“Justices Signal Court Testimony’s Primacy” — Or Do They?
Is the Supreme Court about to ban the use of 911 calls in court when the caller doesn’t testify? Depends on which news organization you ask.
If you ask the L.A. Times, it’s virtually a done deal that such evidence can’t be used. This paper’s story is titled Justices Signal Court Testimony’s Primacy. The sub-head reads: “All but Ginsburg lean toward defendants having the right to ‘be confronted’ by accusers, even in cases of domestic violence and abuse.” And the first paragraph says:
WASHINGTON — The Supreme Court justices, with the exception of Ruth Bader Ginsburg, sounded Monday as if they were likely to bar prosecutors from using in court the words of alleged crime victims who speak to authorities but later refuse to testify.
That’s just one Justice favoring the prosecution position urged by several states and the Bush Administration.
But the Washington Post says that “at least some of the justices seemed concerned about how far to extend the new rule.” “Some” is more than “one.” Let’s read on:
The court’s newest member, Justice Samuel A. Alito Jr., a former prosecutor, also seemed to lean in favor of the states. He asked lawyers for the defendants questions that implied they were asking for too broad a rule.

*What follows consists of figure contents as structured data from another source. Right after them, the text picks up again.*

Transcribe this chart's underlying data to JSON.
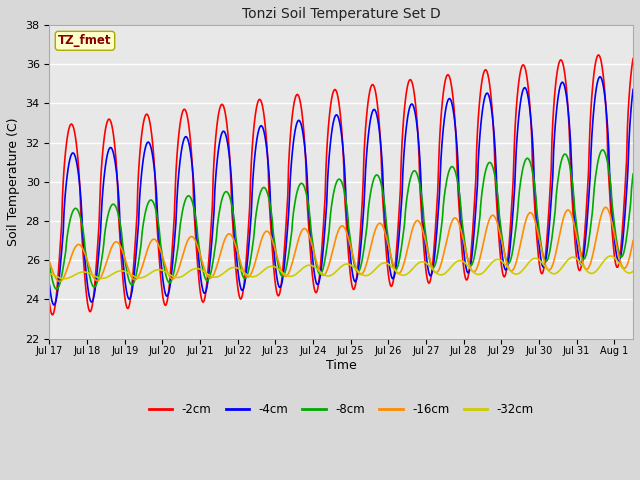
{
  "title": "Tonzi Soil Temperature Set D",
  "xlabel": "Time",
  "ylabel": "Soil Temperature (C)",
  "ylim": [
    22,
    38
  ],
  "xlim_days": 15.5,
  "background_color": "#e0e0e0",
  "plot_bg_color": "#e8e8e8",
  "annotation_text": "TZ_fmet",
  "annotation_color": "#8b0000",
  "annotation_bg": "#ffffcc",
  "legend_labels": [
    "-2cm",
    "-4cm",
    "-8cm",
    "-16cm",
    "-32cm"
  ],
  "line_colors": [
    "#ff0000",
    "#0000ff",
    "#00aa00",
    "#ff8c00",
    "#cccc00"
  ],
  "line_widths": [
    1.2,
    1.2,
    1.2,
    1.2,
    1.2
  ],
  "xtick_labels": [
    "Jul 17",
    "Jul 18",
    "Jul 19",
    "Jul 20",
    "Jul 21",
    "Jul 22",
    "Jul 23",
    "Jul 24",
    "Jul 25",
    "Jul 26",
    "Jul 27",
    "Jul 28",
    "Jul 29",
    "Jul 30",
    "Jul 31",
    "Aug 1"
  ],
  "ytick_values": [
    22,
    24,
    26,
    28,
    30,
    32,
    34,
    36,
    38
  ],
  "fig_width": 6.4,
  "fig_height": 4.8,
  "dpi": 100
}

“If someone calls and says ‘I just saw a blue Toyota with Ohio plates do a hit-and-run,’ is that testimony?” he asked at one point.

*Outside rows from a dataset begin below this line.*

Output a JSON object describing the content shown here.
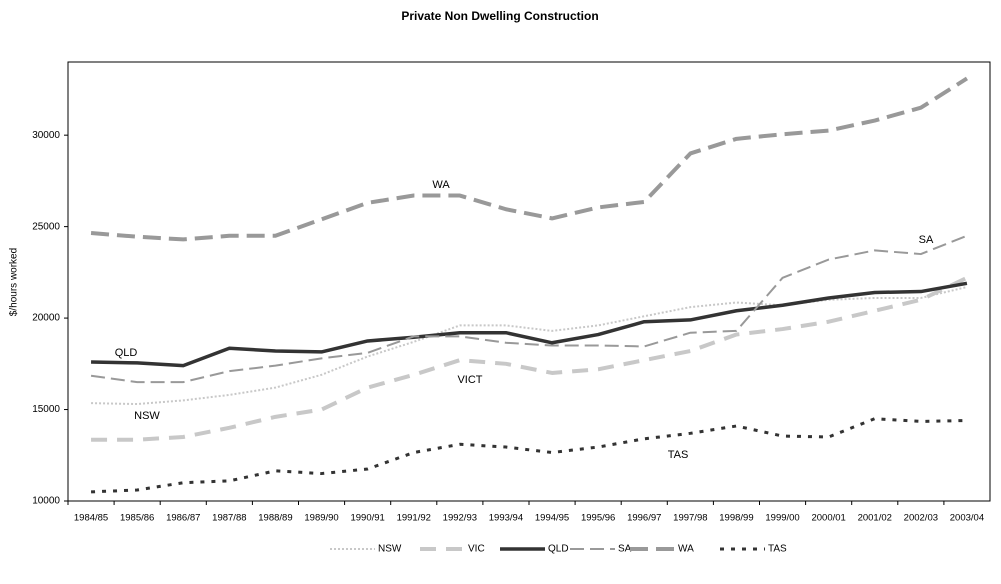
{
  "chart_data": {
    "type": "line",
    "title": "Private Non Dwelling Construction",
    "y_label": "$/hours worked",
    "categories": [
      "1984/85",
      "1985/86",
      "1986/87",
      "1987/88",
      "1988/89",
      "1989/90",
      "1990/91",
      "1991/92",
      "1992/93",
      "1993/94",
      "1994/95",
      "1995/96",
      "1996/97",
      "1997/98",
      "1998/99",
      "1999/00",
      "2000/01",
      "2001/02",
      "2002/03",
      "2003/04"
    ],
    "ylim": [
      10000,
      34000
    ],
    "yticks": [
      10000,
      15000,
      20000,
      25000,
      30000
    ],
    "series": [
      {
        "name": "NSW",
        "color": "#c8c8c8",
        "values": [
          15350,
          15300,
          15500,
          15800,
          16200,
          16900,
          17900,
          18700,
          19600,
          19600,
          19300,
          19600,
          20100,
          20600,
          20850,
          20700,
          21000,
          21100,
          21100,
          21700
        ]
      },
      {
        "name": "VIC",
        "color": "#c8c8c8",
        "values": [
          13350,
          13350,
          13500,
          14000,
          14600,
          15000,
          16200,
          16900,
          17700,
          17500,
          17000,
          17200,
          17700,
          18200,
          19100,
          19400,
          19800,
          20400,
          21000,
          22200
        ]
      },
      {
        "name": "QLD",
        "color": "#333333",
        "values": [
          17600,
          17550,
          17400,
          18350,
          18200,
          18150,
          18750,
          18950,
          19200,
          19200,
          18650,
          19100,
          19800,
          19900,
          20400,
          20700,
          21100,
          21400,
          21450,
          21900
        ]
      },
      {
        "name": "SA",
        "color": "#999999",
        "values": [
          16850,
          16500,
          16500,
          17100,
          17400,
          17800,
          18100,
          19000,
          19000,
          18650,
          18500,
          18500,
          18450,
          19200,
          19300,
          22200,
          23200,
          23700,
          23500,
          24500
        ]
      },
      {
        "name": "WA",
        "color": "#999999",
        "values": [
          24650,
          24450,
          24300,
          24500,
          24500,
          25400,
          26300,
          26700,
          26700,
          25950,
          25450,
          26050,
          26350,
          29000,
          29800,
          30050,
          30250,
          30800,
          31500,
          33100
        ]
      },
      {
        "name": "TAS",
        "color": "#333333",
        "values": [
          10500,
          10600,
          11000,
          11100,
          11650,
          11500,
          11750,
          12650,
          13100,
          12950,
          12650,
          12950,
          13400,
          13700,
          14100,
          13550,
          13500,
          14500,
          14350,
          14400
        ]
      }
    ],
    "annotations": [
      "WA",
      "SA",
      "QLD",
      "NSW",
      "VICT",
      "TAS"
    ]
  }
}
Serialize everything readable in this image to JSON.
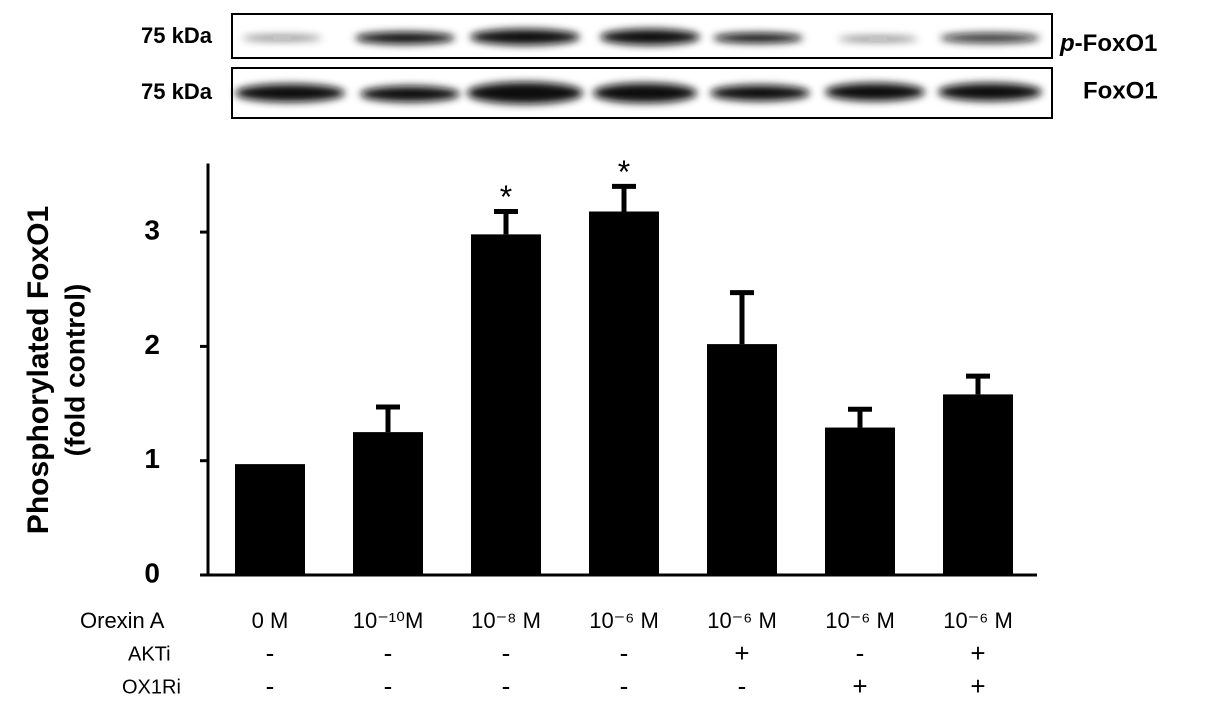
{
  "chart_data": {
    "type": "bar",
    "y_label_lines": [
      "Phosphorylated FoxO1",
      "(fold control)"
    ],
    "x_label": "Orexin A",
    "categories": [
      "0 M",
      "10⁻¹⁰M",
      "10⁻⁸ M",
      "10⁻⁶ M",
      "10⁻⁶ M",
      "10⁻⁶ M",
      "10⁻⁶ M"
    ],
    "values": [
      0.97,
      1.25,
      2.98,
      3.18,
      2.02,
      1.29,
      1.58
    ],
    "errors": [
      null,
      0.22,
      0.2,
      0.22,
      0.45,
      0.16,
      0.16
    ],
    "markers": [
      null,
      null,
      "*",
      "*",
      null,
      null,
      null
    ],
    "conditions": [
      {
        "name": "AKTi",
        "values": [
          "-",
          "-",
          "-",
          "-",
          "+",
          "-",
          "+"
        ]
      },
      {
        "name": "OX1Ri",
        "values": [
          "-",
          "-",
          "-",
          "-",
          "-",
          "+",
          "+"
        ]
      }
    ],
    "color": "#000000",
    "ylim": [
      0,
      3.6
    ],
    "yticks": [
      0,
      1,
      2,
      3
    ],
    "blot": [
      {
        "size": "75 kDa",
        "label_prefix": "p",
        "label": "-FoxO1"
      },
      {
        "size": "75 kDa",
        "label": "FoxO1"
      }
    ]
  }
}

“Yes,” replied Hammon’s lawyer, Richard D. Friedman.
Two Justices! Ha ha ha ha. [Said in the voice of Sesame Street’s the Count.] And the AP says:
Chief Justice John Roberts appeared to give prosecutors and police the benefit of the doubt in both cases.

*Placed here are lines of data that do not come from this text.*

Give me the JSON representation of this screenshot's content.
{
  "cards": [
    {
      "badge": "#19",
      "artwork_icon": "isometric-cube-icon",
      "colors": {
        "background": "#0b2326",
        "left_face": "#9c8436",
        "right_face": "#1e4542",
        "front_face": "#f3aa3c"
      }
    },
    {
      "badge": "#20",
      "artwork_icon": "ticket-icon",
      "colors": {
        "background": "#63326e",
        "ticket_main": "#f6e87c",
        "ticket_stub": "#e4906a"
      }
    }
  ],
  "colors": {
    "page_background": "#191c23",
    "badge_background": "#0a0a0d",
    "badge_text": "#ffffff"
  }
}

Roberts was skeptical when Davis’ lawyer suggested that prosecutors, armed with powerful 911 tapes, might keep “bad” witnesses off the stand to win their cases.
And the chief justice said police officers have mixed motives in trying to protect victims and build criminal cases.
Three Justices! Ha ha ha ha.
Of course, three is not five. But reading these stories leaves you feeling completely in the dark as to where these Justices really stand.
We’ll have a better idea when the oral argument transcript comes online.